Racism in real estate

By SEAN FLYNN  |  May 13, 2009

Consider: in 1985, according to a Boston Redevelopment Authority (BRA) study, blacks made up 25 percent of Boston's total population – 76 percent of whom were concentrated in the adjoining, and predominantly black, neighborhoods of Roxbury, Mattapan, and South Dorchester. And while another 17 percent of the city's blacks lived, according to the BRA study, in the mostly white neighborhoods of Hyde Park, North Dorchester, and the more evenly integrated Jamaica Plain, that can be attributed less to integration than to an expansion of Boston's growing minority population into areas that border the city's established black core.

Meanwhile, six of Boston's 16 neighborhoods were found to be more than 90 percent white. Four of them – South Boston, Charlestown, East Boston, and downtown – had zero percent blacks living in them; Allston-Brighton, Roslindale, and West Roxbury all had black populations of two percent or less. And according to 1980 census data of 22 cities and towns surrounding Boston, 19 had black populations of less than 3 percent. And in 13 of those communities, blacks actually made up less than one percent of the population.

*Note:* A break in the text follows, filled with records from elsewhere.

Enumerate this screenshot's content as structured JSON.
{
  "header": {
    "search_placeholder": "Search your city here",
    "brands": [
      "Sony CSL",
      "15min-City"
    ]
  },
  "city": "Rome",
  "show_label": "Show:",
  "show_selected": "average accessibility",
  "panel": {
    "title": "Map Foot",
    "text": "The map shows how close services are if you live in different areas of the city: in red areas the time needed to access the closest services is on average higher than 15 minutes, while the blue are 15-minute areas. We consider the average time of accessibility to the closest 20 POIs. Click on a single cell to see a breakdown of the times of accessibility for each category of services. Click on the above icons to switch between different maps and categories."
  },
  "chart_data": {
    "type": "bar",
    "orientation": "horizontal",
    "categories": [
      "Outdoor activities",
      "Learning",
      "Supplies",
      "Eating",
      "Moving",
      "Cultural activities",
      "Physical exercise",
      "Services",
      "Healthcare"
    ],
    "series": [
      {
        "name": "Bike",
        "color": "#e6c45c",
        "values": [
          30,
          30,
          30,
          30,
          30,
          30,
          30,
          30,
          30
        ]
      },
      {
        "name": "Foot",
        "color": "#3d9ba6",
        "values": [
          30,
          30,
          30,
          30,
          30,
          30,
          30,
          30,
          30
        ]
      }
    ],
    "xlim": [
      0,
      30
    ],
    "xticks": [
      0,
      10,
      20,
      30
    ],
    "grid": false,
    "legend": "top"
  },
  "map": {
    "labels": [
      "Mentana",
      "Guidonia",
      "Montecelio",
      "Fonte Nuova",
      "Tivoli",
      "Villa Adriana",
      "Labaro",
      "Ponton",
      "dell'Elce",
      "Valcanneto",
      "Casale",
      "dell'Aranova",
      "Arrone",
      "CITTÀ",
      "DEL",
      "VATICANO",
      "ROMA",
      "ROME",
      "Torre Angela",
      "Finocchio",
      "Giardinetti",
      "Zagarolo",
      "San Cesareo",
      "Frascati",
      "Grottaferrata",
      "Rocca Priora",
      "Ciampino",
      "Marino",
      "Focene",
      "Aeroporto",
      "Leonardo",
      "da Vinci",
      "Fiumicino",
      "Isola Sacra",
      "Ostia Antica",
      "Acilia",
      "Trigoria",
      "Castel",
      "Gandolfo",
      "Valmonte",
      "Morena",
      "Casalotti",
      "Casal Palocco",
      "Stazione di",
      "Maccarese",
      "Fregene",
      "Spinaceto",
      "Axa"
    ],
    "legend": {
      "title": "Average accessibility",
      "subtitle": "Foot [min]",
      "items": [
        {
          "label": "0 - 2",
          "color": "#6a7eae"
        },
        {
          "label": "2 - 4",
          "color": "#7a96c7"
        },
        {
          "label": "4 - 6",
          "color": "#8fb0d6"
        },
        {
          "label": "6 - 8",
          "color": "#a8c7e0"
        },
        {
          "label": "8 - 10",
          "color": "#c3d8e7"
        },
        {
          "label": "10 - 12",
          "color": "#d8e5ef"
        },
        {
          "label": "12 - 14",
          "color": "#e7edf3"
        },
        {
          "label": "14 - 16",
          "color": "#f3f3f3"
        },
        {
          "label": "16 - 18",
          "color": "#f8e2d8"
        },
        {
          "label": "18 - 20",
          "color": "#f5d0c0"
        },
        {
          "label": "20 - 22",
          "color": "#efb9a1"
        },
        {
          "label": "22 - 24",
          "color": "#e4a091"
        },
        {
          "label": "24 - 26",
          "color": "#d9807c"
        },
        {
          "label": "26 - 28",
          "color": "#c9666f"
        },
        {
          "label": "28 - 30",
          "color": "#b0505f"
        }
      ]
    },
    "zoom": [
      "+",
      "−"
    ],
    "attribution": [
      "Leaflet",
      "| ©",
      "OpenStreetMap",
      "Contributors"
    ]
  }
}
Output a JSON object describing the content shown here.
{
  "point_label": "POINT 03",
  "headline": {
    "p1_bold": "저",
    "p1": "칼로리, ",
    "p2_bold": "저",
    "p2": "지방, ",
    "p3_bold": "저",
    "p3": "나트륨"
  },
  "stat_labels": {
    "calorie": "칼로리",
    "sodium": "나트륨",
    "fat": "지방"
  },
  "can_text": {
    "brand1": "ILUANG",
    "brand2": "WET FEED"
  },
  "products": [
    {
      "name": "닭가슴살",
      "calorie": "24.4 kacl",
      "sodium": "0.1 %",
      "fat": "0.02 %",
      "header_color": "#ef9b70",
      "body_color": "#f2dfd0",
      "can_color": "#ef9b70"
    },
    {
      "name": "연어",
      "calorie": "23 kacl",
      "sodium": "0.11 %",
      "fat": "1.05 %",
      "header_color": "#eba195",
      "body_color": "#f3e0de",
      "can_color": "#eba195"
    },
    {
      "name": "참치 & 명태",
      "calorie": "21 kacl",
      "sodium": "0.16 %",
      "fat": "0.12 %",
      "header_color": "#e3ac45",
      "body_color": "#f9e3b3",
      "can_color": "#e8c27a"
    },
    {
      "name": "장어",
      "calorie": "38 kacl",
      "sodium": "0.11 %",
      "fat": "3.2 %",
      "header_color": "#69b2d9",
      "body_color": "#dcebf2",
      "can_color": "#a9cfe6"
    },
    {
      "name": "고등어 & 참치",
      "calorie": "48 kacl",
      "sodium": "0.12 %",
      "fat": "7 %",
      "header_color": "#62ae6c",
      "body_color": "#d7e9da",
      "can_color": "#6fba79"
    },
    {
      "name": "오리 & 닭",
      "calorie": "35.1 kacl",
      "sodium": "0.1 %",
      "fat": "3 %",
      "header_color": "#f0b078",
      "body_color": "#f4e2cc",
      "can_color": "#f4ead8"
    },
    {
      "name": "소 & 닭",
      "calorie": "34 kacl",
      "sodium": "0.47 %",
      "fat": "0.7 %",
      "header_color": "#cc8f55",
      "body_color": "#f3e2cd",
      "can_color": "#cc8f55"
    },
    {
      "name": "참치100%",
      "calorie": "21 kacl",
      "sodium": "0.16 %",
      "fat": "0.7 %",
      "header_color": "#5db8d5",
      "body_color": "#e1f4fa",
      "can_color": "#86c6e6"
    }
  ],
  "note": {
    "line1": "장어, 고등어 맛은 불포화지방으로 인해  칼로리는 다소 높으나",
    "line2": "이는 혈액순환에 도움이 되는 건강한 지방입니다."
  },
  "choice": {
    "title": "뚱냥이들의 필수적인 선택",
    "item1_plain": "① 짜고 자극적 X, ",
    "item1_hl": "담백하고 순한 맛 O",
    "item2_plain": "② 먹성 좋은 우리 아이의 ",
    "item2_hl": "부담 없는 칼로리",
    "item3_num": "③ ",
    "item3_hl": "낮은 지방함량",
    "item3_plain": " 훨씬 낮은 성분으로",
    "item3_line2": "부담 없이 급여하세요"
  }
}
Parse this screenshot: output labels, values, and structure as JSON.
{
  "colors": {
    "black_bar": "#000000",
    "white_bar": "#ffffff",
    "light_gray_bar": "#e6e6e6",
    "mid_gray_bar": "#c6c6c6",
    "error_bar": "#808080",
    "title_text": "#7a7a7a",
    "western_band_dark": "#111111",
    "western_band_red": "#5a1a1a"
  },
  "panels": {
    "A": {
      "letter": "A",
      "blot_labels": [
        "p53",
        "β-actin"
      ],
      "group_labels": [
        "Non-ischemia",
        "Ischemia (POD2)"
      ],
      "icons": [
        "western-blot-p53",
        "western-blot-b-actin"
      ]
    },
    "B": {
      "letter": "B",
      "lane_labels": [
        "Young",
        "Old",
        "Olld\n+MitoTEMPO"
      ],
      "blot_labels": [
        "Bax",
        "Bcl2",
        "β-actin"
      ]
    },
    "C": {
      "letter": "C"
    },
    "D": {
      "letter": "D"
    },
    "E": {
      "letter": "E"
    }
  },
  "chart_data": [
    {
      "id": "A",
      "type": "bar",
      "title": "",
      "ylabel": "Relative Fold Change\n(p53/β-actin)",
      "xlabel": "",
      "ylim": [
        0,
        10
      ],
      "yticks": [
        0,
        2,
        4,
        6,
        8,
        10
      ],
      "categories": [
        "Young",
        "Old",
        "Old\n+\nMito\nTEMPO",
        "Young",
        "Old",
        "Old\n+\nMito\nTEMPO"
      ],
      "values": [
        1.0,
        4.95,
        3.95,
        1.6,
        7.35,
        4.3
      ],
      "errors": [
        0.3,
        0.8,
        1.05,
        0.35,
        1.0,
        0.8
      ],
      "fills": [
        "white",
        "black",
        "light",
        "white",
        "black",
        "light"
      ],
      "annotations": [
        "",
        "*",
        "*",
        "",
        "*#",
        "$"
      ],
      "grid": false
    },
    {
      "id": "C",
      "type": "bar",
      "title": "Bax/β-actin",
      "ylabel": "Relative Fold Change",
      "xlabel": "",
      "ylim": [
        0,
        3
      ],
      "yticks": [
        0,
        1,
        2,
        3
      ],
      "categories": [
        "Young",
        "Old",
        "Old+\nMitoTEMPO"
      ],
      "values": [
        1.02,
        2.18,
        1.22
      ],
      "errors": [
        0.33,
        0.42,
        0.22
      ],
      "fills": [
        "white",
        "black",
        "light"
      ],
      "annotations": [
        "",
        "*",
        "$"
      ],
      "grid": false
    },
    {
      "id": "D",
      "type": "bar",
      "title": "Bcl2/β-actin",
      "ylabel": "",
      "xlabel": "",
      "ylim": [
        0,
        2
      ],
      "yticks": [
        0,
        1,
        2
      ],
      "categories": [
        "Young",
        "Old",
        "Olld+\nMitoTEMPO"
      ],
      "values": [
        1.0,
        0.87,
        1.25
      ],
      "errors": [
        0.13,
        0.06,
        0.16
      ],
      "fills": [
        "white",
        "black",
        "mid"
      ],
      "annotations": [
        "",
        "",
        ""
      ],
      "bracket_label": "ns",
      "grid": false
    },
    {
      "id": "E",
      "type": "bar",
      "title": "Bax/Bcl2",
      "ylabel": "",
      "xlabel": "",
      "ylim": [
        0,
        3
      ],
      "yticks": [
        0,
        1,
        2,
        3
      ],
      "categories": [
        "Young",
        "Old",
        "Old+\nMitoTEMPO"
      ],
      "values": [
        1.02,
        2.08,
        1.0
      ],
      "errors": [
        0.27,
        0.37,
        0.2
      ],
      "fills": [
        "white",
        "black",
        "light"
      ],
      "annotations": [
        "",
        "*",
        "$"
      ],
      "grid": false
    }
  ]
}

Part of that disparity, some sources say, is a result more of economics than of outright housing discrimination.

"I think the whole affordable-housing issue overshadows discrimination," says Wilson Henderson, director of the Massachusetts Housing Finance Agency's (MHFA) equal-opportunity division. A full third of black families live in poverty, according to Henderson, who argues that persons with low incomes tend to be less mobile than their wealthy counterparts, and therefore prefer to live closer to a familiar social structure. And the perception that housing costs in communities of color are so much cheaper may also convince many minorities that moving into white neighborhoods is economically impossible. (According to a 1981 neighborhood-by-neighborhood survey of rents conducted by the Massachusetts Tenants Organization, however, that perception is highly overstated. The then-median $383 monthly rent in Roxbury, Mission Hill, and Mattapan was only four percent lower than the city-wide average of $402. And it was more expensive than prices in white neighborhoods such as Roslindale and East Boston, and at least a dozen largely white suburbs.)

Others argue that many people of color have no desire to leave their communities. Many who could afford to live elsewhere are perfectly content to stay, say these observers, and resent the implication that moving into white areas should be some sort of innate desire. Others, says Arthur Eskew, a housing advocate at the Roxbury Multi-Service Center, either fear racial harassment or are just too weary to fight the system of discrimination. "You [whites] have beaten us [people of color] so badly, I don't think there's the will to fight segregation," he says. "And I wouldn't feel safe in an all-white community."

But those minorities who do buck the tide and try to move into largely white neighborhoods often run smack up against either overt or covert discrimination in the housing industry. "You'd really be spitting in the wind if you tried to say that [discrimination] wasn't the reason for the patterns we're seeing," says Ernest Gutierrez, executive director of the Boston Fair Housing Commission.

"It's a big problem," says one real-estate broker. "And it's all over eastern Massachusetts."